Michael: Bruce’s Imperialism article is great, because it hits me where it hurts – alluding to the lack of patience in today’s gamers and game makers. I’m much less patient than I used to be, and I wonder if I would appreciate Imperialism if it came out today.
You can get CGM digitally now, but only on a subscription basis. You can’t buy a single issue, IIRC. (Not that you’d want to. That’s the expensive way to do it.)
Michael A. // Jan 30, 2007 at 6:08 am
You should just have reminded me that CGW is Computer Games for Windows these days. That I can get, even if the name is well… :-)
steve // Jan 30, 2007 at 3:07 pm
You can buy single copies of CGM from zinio.com for $5.
The March issue isn’t available yet, however.
Troy // Jan 30, 2007 at 4:20 pm
Thanks for the clarification, Steve.
Michael: You can double your Imperialism fun with the new Games For Windows since the Tom vs Bruce head-to-head match is played with Imperilaism 2.
Michael A. // Feb 1, 2007 at 4:22 am
Colour me confused.

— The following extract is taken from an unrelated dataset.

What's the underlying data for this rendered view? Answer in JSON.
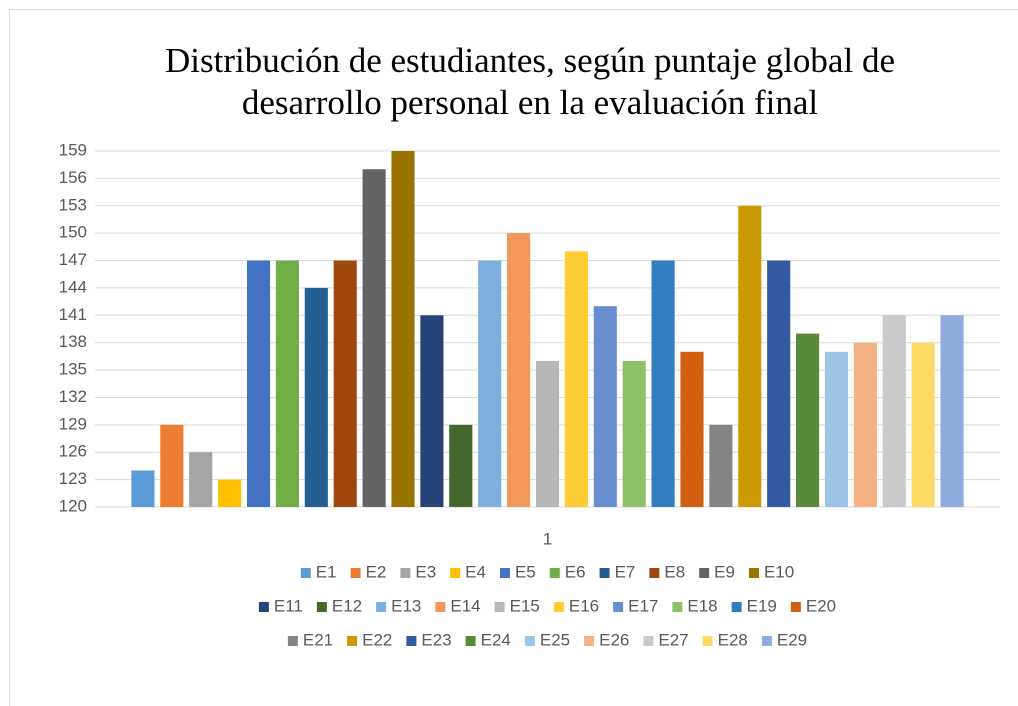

I thought you were writing about CGW (which of course is now Games for Windows); not CGM (which I now realize is yet another mag). The former I can get, the latter doesn’t seem available. Ah well.
Troy // Feb 1, 2007 at 10:52 am
Zinio digital Michael. It’s available. Go to http://www.cgonline.com or http://www.zinio.com if you are really interested.
The only good thing about CGW’s name switch to GFW is that it will make the confusion a thousand times less frequent.